In 1991, the Chandra Shekhar government approached the International Monetary Fund (IMF) for BOP assistance. Yet assistance would need to come with a guarantee, as expressed by C Rangarajan, former chairman of the Economic Advisory Council and Reserve Bank of India (RBI) Governor in an article in a leading publication said that, “In the course of talking with various market players, one question that came up frequently was: What was India doing on its own to tide over the crisis? The insinuation was simple. India had a fairly large stock of gold as reserves. Why could not India use it?”
The view was not lost on the IMF, who insisted India put up its gold resources, to show her earnestness in fulfilling her obligations. India had no option but to accept IMF’s suggestion.
The country proceeded to secure a loan of $2.2 billion by pledging 67 tonnes of India's gold reserves to the Bank of England (47 tonnes) and Union Bank of Switzerland (20 tonnes). In a country that took extreme pride in its gold reserve, national and political outrage ensued; collapsing the Chandra Shekhar government. Even as most politicians agreed, this was the right move. In an article, S. Venkitaramanan, former RBI Governor spoke of a conversation with Rajiv Gandhi, where the late Prime Minister stated: “Of what use is gold if it does not serve the national purpose in assisting the country in its difficulties?”

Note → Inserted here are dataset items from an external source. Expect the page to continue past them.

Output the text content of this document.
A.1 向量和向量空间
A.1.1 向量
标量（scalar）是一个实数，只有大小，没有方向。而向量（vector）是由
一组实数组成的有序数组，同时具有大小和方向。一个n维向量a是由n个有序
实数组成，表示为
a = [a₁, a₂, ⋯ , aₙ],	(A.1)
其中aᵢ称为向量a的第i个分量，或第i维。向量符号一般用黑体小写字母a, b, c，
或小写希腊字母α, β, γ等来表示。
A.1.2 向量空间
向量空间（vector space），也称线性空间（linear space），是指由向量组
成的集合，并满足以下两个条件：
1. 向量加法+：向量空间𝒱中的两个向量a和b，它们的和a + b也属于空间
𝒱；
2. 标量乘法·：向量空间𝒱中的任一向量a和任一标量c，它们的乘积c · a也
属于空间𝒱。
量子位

With a new government in place, P. V. Narasimha Rao the Prime Minister reaffirmed the previous government's stance, stating that he believed India must open door to foreign investment, reduce red tape that often cripples initiatives and streamline industrial policy. It was the appointment of Dr. Manmohan Singh as the Finance Minister that kick-started an economic reforms process which continues to benefits India even today.
When India needed it, our gold reserves came in handy. 18 years later, the entire episode came full circle, with the RBI bringing three times the amount of gold from the IMF to diversify its assets and using it as a risk mitigator. Today, India holds 557.8 metric tonnes of gold, much higher than in 1991. But even more important, keeping India’s credibility intact.